I would have loved to vote for America's first woman president. But it wasn't meant to be.
Hillary Clinton, the woman who could have made history, simply let me down.
She let me down five years ago when she voted for the war in Iraq. And she let me down all these years since, by never repudiating her vote or apologizing for her mistake.
She let me down -- and lost my respect -- by continually using the pronoun "I". "I'll be ready the first day in office." "I'll be the one to answer the phone at 3 a.m." Like some egomaniac, she seemed to forget that there are 300 million other people in this country.
Barack Obama didn't forget this. His most-used pronoun is "we". While Clinton billed herself as a one-woman act, Obama focused on the ensemble, on plurality, unity and cooperation, That's not showmanship -- that's statesmanship.
And Clinton's favorite verb? "Fight." Thanks, babe -- that's what they're doing over in Iraq, and in Afghanistan, and in Lebanon, and in too many places around the globe. I don't want a fighter in the White House; I want a peacemaker.

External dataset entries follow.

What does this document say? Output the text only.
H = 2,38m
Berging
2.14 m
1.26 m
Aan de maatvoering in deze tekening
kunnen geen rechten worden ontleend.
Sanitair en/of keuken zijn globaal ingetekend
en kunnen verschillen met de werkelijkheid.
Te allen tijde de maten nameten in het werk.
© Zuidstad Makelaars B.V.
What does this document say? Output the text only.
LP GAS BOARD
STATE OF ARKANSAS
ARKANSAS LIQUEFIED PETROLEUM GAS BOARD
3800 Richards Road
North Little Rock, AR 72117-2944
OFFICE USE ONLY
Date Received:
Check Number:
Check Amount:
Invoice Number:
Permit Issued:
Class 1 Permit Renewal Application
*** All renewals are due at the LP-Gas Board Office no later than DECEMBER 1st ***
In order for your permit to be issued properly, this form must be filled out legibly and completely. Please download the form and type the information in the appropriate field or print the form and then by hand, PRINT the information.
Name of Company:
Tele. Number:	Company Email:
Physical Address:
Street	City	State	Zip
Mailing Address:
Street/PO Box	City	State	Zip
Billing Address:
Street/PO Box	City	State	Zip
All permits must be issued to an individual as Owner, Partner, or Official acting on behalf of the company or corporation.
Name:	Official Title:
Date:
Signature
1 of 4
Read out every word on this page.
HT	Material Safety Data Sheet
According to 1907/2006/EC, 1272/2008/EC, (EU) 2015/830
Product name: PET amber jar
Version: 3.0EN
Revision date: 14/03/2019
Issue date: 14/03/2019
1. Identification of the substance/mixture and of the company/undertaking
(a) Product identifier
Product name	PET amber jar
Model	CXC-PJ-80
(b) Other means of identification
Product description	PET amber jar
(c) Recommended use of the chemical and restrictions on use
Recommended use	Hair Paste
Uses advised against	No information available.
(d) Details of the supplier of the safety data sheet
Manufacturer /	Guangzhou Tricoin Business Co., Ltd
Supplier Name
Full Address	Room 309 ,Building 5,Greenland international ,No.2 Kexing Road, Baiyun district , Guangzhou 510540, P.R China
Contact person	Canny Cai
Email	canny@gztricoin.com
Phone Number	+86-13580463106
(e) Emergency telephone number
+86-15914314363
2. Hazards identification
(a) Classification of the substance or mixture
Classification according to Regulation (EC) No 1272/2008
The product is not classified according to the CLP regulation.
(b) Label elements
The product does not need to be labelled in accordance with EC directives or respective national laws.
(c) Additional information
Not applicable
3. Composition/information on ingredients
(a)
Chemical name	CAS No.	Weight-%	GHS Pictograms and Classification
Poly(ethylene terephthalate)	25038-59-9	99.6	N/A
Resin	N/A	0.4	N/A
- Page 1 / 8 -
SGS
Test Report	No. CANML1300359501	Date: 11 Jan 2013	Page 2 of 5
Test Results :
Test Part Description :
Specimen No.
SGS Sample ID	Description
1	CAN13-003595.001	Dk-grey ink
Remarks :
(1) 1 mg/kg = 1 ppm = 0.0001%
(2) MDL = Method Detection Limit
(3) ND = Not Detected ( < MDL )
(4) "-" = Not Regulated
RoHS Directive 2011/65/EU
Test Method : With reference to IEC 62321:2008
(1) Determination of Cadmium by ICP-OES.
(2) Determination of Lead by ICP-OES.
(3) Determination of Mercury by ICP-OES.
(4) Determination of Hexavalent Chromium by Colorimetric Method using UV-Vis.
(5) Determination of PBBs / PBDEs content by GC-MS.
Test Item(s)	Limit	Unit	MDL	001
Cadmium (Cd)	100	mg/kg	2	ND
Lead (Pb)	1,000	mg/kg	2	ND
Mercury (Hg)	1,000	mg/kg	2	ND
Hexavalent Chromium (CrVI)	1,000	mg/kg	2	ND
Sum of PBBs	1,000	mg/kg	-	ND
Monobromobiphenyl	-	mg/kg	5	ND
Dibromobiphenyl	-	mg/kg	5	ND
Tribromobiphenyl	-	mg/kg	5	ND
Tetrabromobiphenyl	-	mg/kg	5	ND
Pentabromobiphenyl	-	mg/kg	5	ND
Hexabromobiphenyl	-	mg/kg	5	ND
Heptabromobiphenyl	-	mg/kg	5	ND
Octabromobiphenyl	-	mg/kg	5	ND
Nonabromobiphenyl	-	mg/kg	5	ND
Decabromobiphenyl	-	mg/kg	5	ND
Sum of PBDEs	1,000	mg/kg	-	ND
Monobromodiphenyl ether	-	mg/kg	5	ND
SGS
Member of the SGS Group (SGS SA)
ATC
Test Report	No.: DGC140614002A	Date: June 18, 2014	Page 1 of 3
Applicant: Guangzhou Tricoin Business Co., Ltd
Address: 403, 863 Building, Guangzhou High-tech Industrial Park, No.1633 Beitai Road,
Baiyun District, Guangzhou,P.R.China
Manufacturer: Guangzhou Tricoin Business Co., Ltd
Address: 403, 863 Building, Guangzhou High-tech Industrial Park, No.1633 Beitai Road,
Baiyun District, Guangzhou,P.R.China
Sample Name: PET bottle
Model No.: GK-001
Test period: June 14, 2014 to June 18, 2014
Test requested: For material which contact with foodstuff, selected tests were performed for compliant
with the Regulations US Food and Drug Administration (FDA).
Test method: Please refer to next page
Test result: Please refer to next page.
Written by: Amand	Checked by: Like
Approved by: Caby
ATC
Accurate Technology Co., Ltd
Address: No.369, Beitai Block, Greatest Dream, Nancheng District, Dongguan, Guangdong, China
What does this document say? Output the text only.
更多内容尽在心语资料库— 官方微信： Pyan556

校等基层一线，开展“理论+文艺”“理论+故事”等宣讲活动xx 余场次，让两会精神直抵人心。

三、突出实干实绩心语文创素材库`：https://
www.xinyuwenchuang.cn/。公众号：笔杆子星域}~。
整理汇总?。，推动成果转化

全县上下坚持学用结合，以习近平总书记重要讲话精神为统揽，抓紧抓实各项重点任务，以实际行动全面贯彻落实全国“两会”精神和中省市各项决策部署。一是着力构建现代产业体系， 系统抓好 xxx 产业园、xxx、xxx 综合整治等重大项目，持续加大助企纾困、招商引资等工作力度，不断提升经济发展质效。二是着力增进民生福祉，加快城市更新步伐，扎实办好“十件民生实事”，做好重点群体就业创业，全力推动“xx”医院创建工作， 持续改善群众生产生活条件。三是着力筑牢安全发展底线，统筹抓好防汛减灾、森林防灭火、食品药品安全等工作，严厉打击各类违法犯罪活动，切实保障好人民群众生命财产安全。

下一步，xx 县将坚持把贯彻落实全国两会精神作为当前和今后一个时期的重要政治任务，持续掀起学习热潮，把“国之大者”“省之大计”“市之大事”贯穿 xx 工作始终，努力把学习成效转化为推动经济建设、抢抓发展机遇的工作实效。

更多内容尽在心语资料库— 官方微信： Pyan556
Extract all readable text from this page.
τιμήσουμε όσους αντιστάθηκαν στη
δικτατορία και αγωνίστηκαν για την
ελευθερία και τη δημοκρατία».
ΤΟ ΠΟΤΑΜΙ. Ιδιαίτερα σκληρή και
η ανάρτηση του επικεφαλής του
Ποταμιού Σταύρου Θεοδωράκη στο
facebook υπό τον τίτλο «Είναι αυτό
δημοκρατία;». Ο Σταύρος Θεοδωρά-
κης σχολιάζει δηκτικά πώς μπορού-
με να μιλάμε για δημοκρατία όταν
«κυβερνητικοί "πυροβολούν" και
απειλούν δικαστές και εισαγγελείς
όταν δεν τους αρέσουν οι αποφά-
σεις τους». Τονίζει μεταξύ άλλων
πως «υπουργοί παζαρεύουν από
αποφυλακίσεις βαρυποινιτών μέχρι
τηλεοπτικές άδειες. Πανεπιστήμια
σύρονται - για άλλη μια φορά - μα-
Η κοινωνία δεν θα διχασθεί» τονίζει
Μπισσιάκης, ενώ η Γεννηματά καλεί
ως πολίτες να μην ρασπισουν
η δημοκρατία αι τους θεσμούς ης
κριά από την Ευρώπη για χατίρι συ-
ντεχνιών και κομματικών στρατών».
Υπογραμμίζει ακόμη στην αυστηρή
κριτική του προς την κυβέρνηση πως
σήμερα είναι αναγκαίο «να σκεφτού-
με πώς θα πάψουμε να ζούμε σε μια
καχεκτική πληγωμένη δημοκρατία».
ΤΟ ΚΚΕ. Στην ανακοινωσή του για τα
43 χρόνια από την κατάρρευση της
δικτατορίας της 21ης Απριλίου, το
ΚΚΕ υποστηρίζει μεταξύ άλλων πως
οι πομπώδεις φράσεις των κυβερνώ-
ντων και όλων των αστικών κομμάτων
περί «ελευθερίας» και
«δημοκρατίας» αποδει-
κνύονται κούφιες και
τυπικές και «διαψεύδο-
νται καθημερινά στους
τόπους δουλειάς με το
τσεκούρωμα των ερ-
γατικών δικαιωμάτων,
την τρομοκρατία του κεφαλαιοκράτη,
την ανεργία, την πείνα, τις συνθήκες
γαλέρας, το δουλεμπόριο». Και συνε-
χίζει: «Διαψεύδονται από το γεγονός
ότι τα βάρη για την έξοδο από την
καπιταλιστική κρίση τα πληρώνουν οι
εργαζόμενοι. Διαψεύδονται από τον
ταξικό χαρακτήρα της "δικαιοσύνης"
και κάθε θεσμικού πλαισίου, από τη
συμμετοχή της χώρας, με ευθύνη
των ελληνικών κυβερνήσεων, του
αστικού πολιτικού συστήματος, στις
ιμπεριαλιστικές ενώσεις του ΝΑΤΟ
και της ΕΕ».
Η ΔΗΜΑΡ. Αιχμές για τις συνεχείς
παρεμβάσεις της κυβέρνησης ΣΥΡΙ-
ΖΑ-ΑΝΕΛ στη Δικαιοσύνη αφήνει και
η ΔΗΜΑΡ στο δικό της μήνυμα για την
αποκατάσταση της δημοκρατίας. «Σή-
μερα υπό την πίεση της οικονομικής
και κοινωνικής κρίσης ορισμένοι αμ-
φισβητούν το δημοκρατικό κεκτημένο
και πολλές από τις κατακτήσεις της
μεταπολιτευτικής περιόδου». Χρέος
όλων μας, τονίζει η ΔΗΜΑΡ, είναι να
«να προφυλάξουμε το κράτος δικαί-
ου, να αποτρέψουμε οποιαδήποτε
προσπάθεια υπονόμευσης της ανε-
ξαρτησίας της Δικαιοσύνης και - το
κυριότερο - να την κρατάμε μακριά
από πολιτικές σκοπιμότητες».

As an active feminist all my life, I see exactly where Clinton went wrong. She was using the old paradigm: To beat them (the men) you've got to be like them. Tough, aggressive, pragmatic. But what a difference it would have made if her campaign had employed some "feminine" qualities: compassion, conciliation, generosity.
She must have taken Margaret Thatcher as her role model. She should have copied Golda Meir instead, who was known to greet foreign dignitaries in her housedress, and brew them a cup of tea in her kitchen.
I do, of course, sympathize with Hillary's marital predicament. As many wives discover, a husband can be both a help and a hindrance, an embellishment or an embarrassment. I think she would have been a lot wiser to leave hubby home, tending the lawn in Chappaqua.
Most likely, Hillary herself will not be willing to return home next year and take up domestic chores. Nor should she. She will make a fine elder stateswoman. Chastened by this campaign, she may yet become a mellow voice of reason, of tolerance, of understanding, of moral rectitude and responsibility.
She is finished running with the wolves. Now it's time to lick her wounds and be a woman again.